VII
Тобиас посмотрел склянку на свет. И ужаснулся. Жидкости оставалось совсем чуть-чуть, с палец. Невыразимый страх впился ему в затылок… Кокаина нет больше!…
А день поднимался: ненавистный день, что погонит его к людям, которые сплошь его враги и которых он безмерно боится. Он ворочался с боку на бок, в тупом отчаянии. Голова от этого страха раскалялась все больше. Жаркая ярость довела его до того, что он сделал себе еще две инъекции. Остаток из склянки выпил. Полость рта была бесчувственной, как бархат: словно ее покрывал ворс. Тобиас засунул в рот палец - глубоко-глубоко, до самой глотки.
Теперь, в самом деле, пришла беда! Что же теперь делать? Что ему время, что ему жизнь - если нет яда, которого требуют тело и душа, которого жаждет все его естество?
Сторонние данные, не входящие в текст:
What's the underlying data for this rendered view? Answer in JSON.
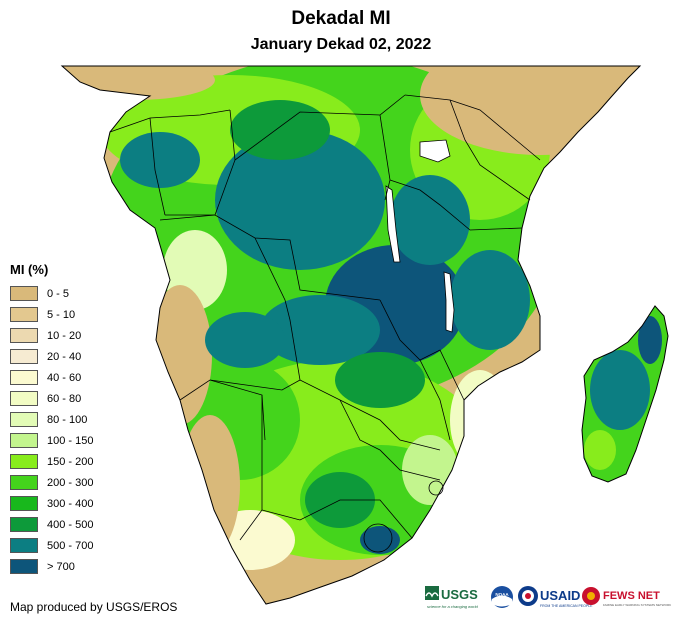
{
  "map": {
    "title": "Dekadal MI",
    "subtitle": "January Dekad 02, 2022"
  },
  "legend": {
    "title": "MI (%)",
    "items": [
      {
        "label": "0 - 5",
        "color": "#d9b97a"
      },
      {
        "label": "5 - 10",
        "color": "#e3c88f"
      },
      {
        "label": "10 - 20",
        "color": "#ecd9b0"
      },
      {
        "label": "20 - 40",
        "color": "#f6ebd2"
      },
      {
        "label": "40 - 60",
        "color": "#fbfad0"
      },
      {
        "label": "60 - 80",
        "color": "#f2fcc4"
      },
      {
        "label": "80 - 100",
        "color": "#e2fbb6"
      },
      {
        "label": "100 - 150",
        "color": "#c3f58e"
      },
      {
        "label": "150 - 200",
        "color": "#88ec1c"
      },
      {
        "label": "200 - 300",
        "color": "#44d41c"
      },
      {
        "label": "300 - 400",
        "color": "#18b81c"
      },
      {
        "label": "400 - 500",
        "color": "#0d9a3a"
      },
      {
        "label": "500 - 700",
        "color": "#0c7e82"
      },
      {
        "label": "> 700",
        "color": "#0d557a"
      }
    ]
  },
  "credit": "Map produced by USGS/EROS",
  "logos": {
    "usgs": "USGS",
    "usgs_tagline": "science for a changing world",
    "noaa": "NOAA",
    "usaid": "USAID",
    "usaid_tagline": "FROM THE AMERICAN PEOPLE",
    "fewsnet": "FEWS NET",
    "fewsnet_tagline": "FAMINE EARLY WARNING SYSTEMS NETWORK"
  },
  "colors": {
    "land_dry": "#d9b97a",
    "water": "#ffffff",
    "border": "#000000"
  }
}
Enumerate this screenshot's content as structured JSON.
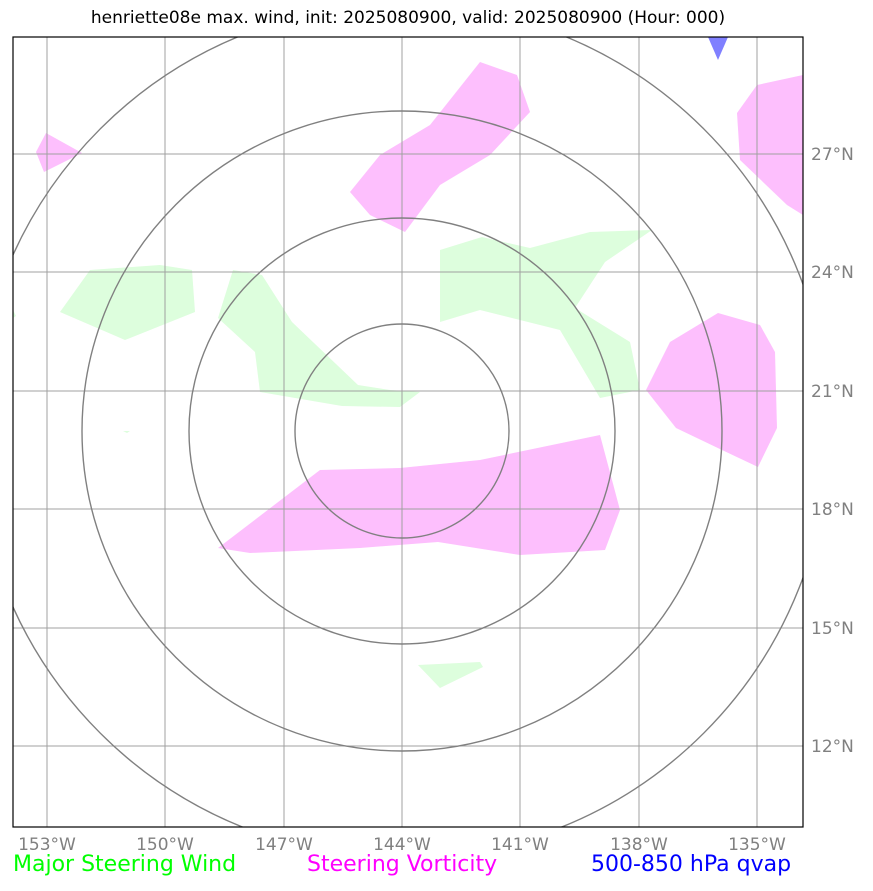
{
  "title": "henriette08e max. wind, init: 2025080900, valid: 2025080900 (Hour: 000)",
  "map": {
    "lon_labels": [
      "153°W",
      "150°W",
      "147°W",
      "144°W",
      "141°W",
      "138°W",
      "135°W"
    ],
    "lat_labels": [
      "27°N",
      "24°N",
      "21°N",
      "18°N",
      "15°N",
      "12°N"
    ],
    "range_ring_count": 4,
    "colors": {
      "steering_wind": "#ddfedd",
      "steering_vorticity": "#fdbffd",
      "qvap": "#8080ff",
      "grid": "#a0a0a0",
      "rings": "#808080"
    }
  },
  "legend": {
    "wind": "Major Steering Wind",
    "vorticity": "Steering Vorticity",
    "qvap": "500-850 hPa qvap"
  }
}
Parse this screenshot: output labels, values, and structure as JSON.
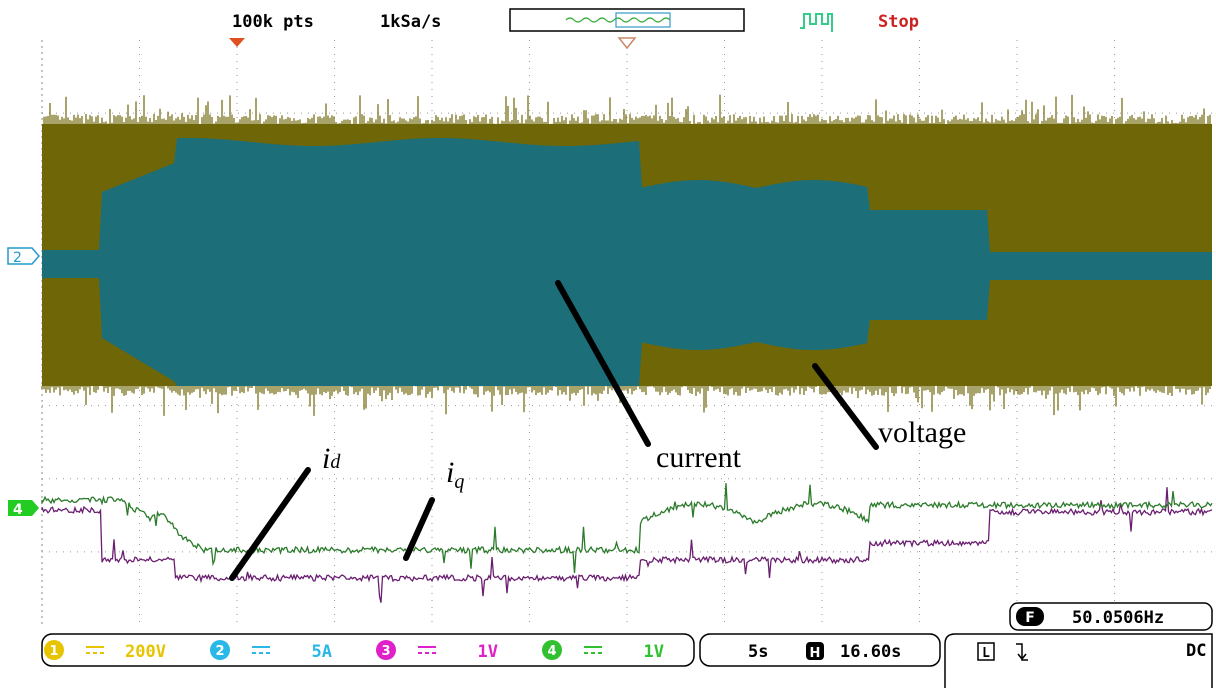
{
  "header": {
    "memory_depth": "100k pts",
    "sample_rate": "1kSa/s",
    "run_state": "Stop"
  },
  "markers": {
    "channel_2": "2",
    "channel_4": "4"
  },
  "annotations": {
    "current": "current",
    "voltage": "voltage",
    "i_d": {
      "main": "i",
      "sub": "d"
    },
    "i_q": {
      "main": "i",
      "sub": "q"
    }
  },
  "frequency": {
    "icon": "F",
    "value": "50.0506Hz"
  },
  "channels": [
    {
      "number": "1",
      "scale": "200V"
    },
    {
      "number": "2",
      "scale": "5A"
    },
    {
      "number": "3",
      "scale": "1V"
    },
    {
      "number": "4",
      "scale": "1V"
    }
  ],
  "timebase": {
    "scale": "5s",
    "icon": "H",
    "position": "16.60s"
  },
  "trigger": {
    "mode": "L",
    "coupling": "DC"
  }
}
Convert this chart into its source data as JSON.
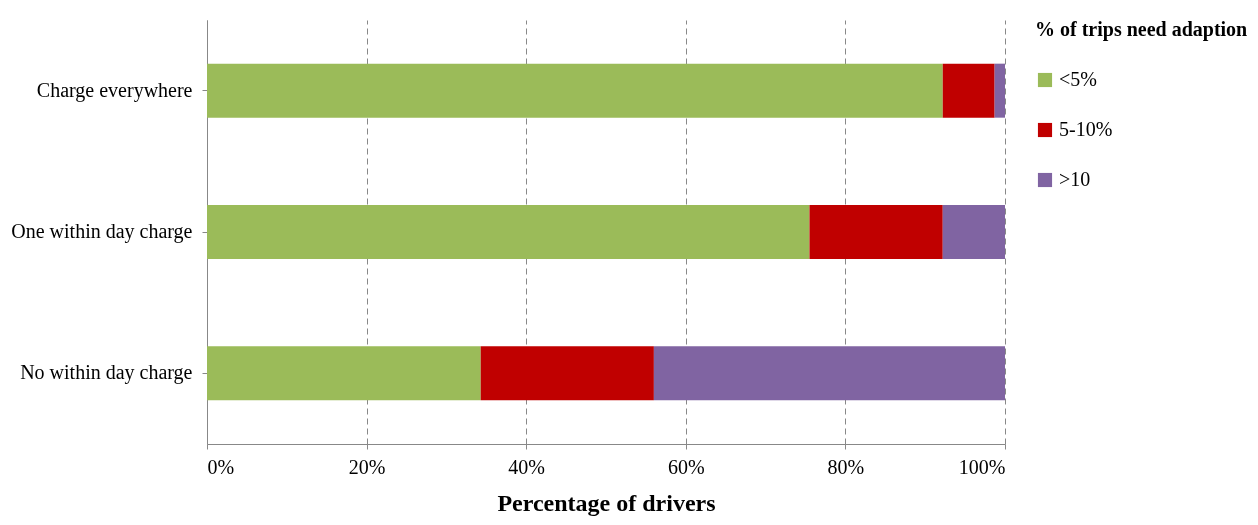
{
  "chart_data": {
    "type": "bar",
    "orientation": "horizontal",
    "stacked": true,
    "xlabel": "Percentage of drivers",
    "legend_title": "% of trips need adaption",
    "legend": "right",
    "categories": [
      "Charge everywhere",
      "One within day charge",
      "No within day charge"
    ],
    "series": [
      {
        "name": "<5%",
        "color": "#9bbb59",
        "values": [
          92.2,
          75.5,
          34.3
        ]
      },
      {
        "name": "5-10%",
        "color": "#c00000",
        "values": [
          6.5,
          16.7,
          21.7
        ]
      },
      {
        "name": ">10",
        "color": "#8064a2",
        "values": [
          1.3,
          7.8,
          44.0
        ]
      }
    ],
    "xlim": [
      0,
      100
    ],
    "xticks": [
      {
        "value": 0,
        "label": "0%"
      },
      {
        "value": 20,
        "label": "20%"
      },
      {
        "value": 40,
        "label": "40%"
      },
      {
        "value": 60,
        "label": "60%"
      },
      {
        "value": 80,
        "label": "80%"
      },
      {
        "value": 100,
        "label": "100%"
      }
    ],
    "grid": "x"
  }
}
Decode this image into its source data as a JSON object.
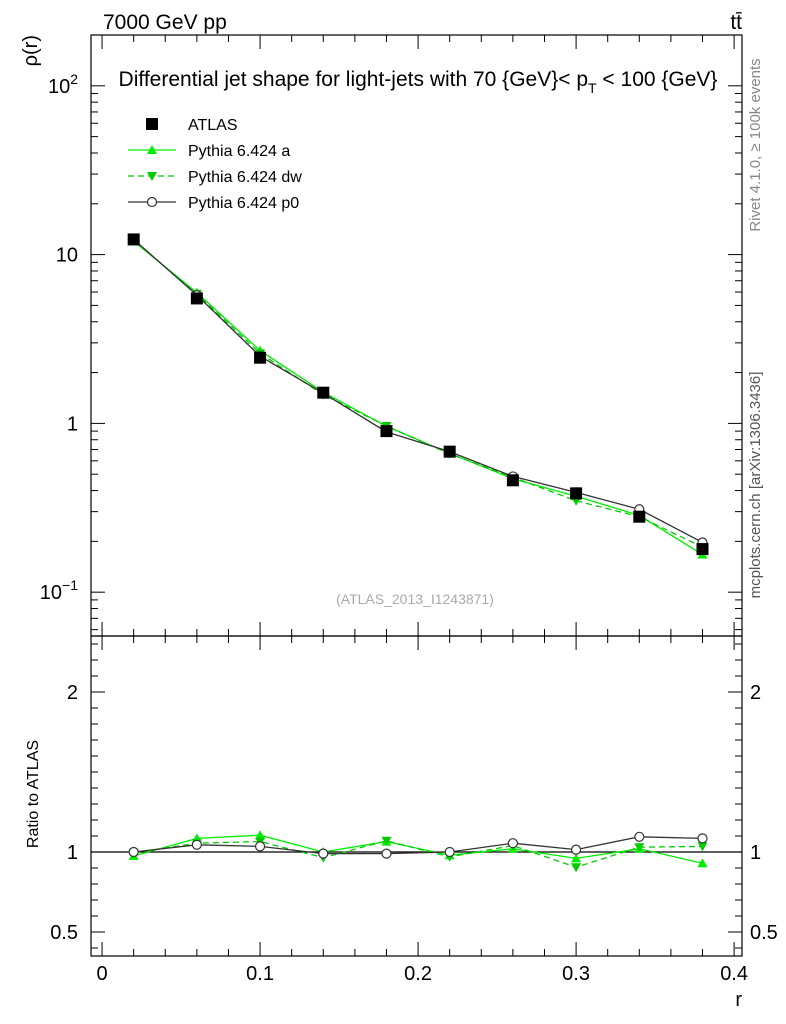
{
  "header": {
    "energy_label": "7000 GeV pp",
    "process_label": "tt̄",
    "rivet_label": "Rivet 4.1.0, ≥ 100k events",
    "mcplots_label": "mcplots.cern.ch [arXiv:1306.3436]"
  },
  "chart_data": [
    {
      "type": "line",
      "title": "Differential jet shape for light-jets with 70 {GeV}< p_T < 100 {GeV}",
      "title_parts": {
        "main": "Differential jet shape for light-jets with 70 {GeV}< p",
        "sub": "T",
        "tail": " < 100 {GeV}"
      },
      "xlabel": "r",
      "ylabel": "ρ(r)",
      "yscale": "log",
      "xlim": [
        -0.007,
        0.405
      ],
      "ylim": [
        0.055,
        200
      ],
      "watermark": "(ATLAS_2013_I1243871)",
      "y_ticks": [
        {
          "v": 0.1,
          "base": "10",
          "exp": "−1"
        },
        {
          "v": 1,
          "base": "1",
          "exp": ""
        },
        {
          "v": 10,
          "base": "10",
          "exp": ""
        },
        {
          "v": 100,
          "base": "10",
          "exp": "2"
        }
      ],
      "x": [
        0.02,
        0.06,
        0.1,
        0.14,
        0.18,
        0.22,
        0.26,
        0.3,
        0.34,
        0.38
      ],
      "series": [
        {
          "name": "ATLAS",
          "color": "#000000",
          "marker": "square",
          "line": "none",
          "values": [
            12.3,
            5.5,
            2.45,
            1.52,
            0.9,
            0.68,
            0.46,
            0.385,
            0.28,
            0.18
          ]
        },
        {
          "name": "Pythia 6.424 a",
          "color": "#00ee00",
          "marker": "triangle-up",
          "line": "solid",
          "values": [
            12.0,
            5.95,
            2.7,
            1.53,
            0.96,
            0.665,
            0.47,
            0.37,
            0.285,
            0.167
          ]
        },
        {
          "name": "Pythia 6.424 dw",
          "color": "#00cc00",
          "marker": "triangle-down",
          "line": "dashed",
          "values": [
            12.2,
            5.85,
            2.6,
            1.48,
            0.965,
            0.66,
            0.48,
            0.348,
            0.28,
            0.185
          ]
        },
        {
          "name": "Pythia 6.424 p0",
          "color": "#333333",
          "marker": "circle-open",
          "line": "solid",
          "values": [
            12.3,
            5.75,
            2.5,
            1.51,
            0.89,
            0.68,
            0.485,
            0.39,
            0.31,
            0.197
          ]
        }
      ]
    },
    {
      "type": "line",
      "title": "",
      "xlabel": "r",
      "ylabel": "Ratio to ATLAS",
      "xlim": [
        -0.007,
        0.405
      ],
      "ylim": [
        0.35,
        2.35
      ],
      "y_ticks": [
        0.5,
        1,
        2
      ],
      "x_ticks": [
        {
          "v": 0,
          "label": "0"
        },
        {
          "v": 0.1,
          "label": "0.1"
        },
        {
          "v": 0.2,
          "label": "0.2"
        },
        {
          "v": 0.3,
          "label": "0.3"
        },
        {
          "v": 0.4,
          "label": "0.4"
        }
      ],
      "x": [
        0.02,
        0.06,
        0.1,
        0.14,
        0.18,
        0.22,
        0.26,
        0.3,
        0.34,
        0.38
      ],
      "series": [
        {
          "name": "Pythia 6.424 a",
          "color": "#00ee00",
          "marker": "triangle-up",
          "line": "solid",
          "values": [
            0.975,
            1.085,
            1.105,
            1.0,
            1.065,
            0.98,
            1.02,
            0.96,
            1.02,
            0.93
          ],
          "errors": [
            0.005,
            0.01,
            0.025,
            0.01,
            0.015,
            0.01,
            0.015,
            0.02,
            0.015,
            0.025
          ]
        },
        {
          "name": "Pythia 6.424 dw",
          "color": "#00cc00",
          "marker": "triangle-down",
          "line": "dashed",
          "values": [
            0.995,
            1.055,
            1.065,
            0.965,
            1.07,
            0.97,
            1.04,
            0.905,
            1.03,
            1.035
          ],
          "errors": [
            0.005,
            0.01,
            0.025,
            0.02,
            0.02,
            0.02,
            0.02,
            0.025,
            0.02,
            0.02
          ]
        },
        {
          "name": "Pythia 6.424 p0",
          "color": "#333333",
          "marker": "circle-open",
          "line": "solid",
          "values": [
            1.0,
            1.045,
            1.035,
            0.99,
            0.99,
            1.0,
            1.055,
            1.015,
            1.095,
            1.085
          ],
          "errors": [
            0.005,
            0.01,
            0.02,
            0.015,
            0.02,
            0.015,
            0.02,
            0.025,
            0.02,
            0.025
          ]
        }
      ]
    }
  ]
}
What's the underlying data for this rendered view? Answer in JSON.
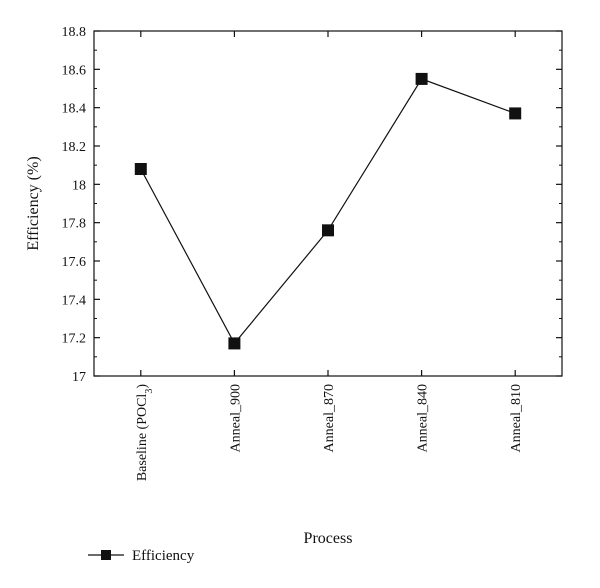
{
  "chart_data": {
    "type": "line",
    "xlabel": "Process",
    "ylabel": "Efficiency (%)",
    "categories": [
      "Baseline (POCl3)",
      "Anneal_900",
      "Anneal_870",
      "Anneal_840",
      "Anneal_810"
    ],
    "category_labels": [
      {
        "main": "Baseline (POCl",
        "sub": "3",
        "after": ")"
      },
      {
        "main": "Anneal_900",
        "sub": "",
        "after": ""
      },
      {
        "main": "Anneal_870",
        "sub": "",
        "after": ""
      },
      {
        "main": "Anneal_840",
        "sub": "",
        "after": ""
      },
      {
        "main": "Anneal_810",
        "sub": "",
        "after": ""
      }
    ],
    "series": [
      {
        "name": "Efficiency",
        "values": [
          18.08,
          17.17,
          17.76,
          18.55,
          18.37
        ]
      }
    ],
    "ylim": [
      17,
      18.8
    ],
    "yticks": [
      "17",
      "17.2",
      "17.4",
      "17.6",
      "17.8",
      "18",
      "18.2",
      "18.4",
      "18.6",
      "18.8"
    ],
    "grid": false,
    "legend_position": "bottom-left",
    "colors": {
      "series": "#111111",
      "axis": "#111111"
    }
  }
}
Забыт страх перед взломщиками и полицейскими, померкла даже ужасная перспектива психушки! Только одно переполняет его сейчас, одно выжигает изнутри: это непреклонное, неумолимое, необоримое, метафизически-непостижимое влечение - желание раздобыть яд, который означает для него дыхание и жизнь, воздух и питье, бытие и время!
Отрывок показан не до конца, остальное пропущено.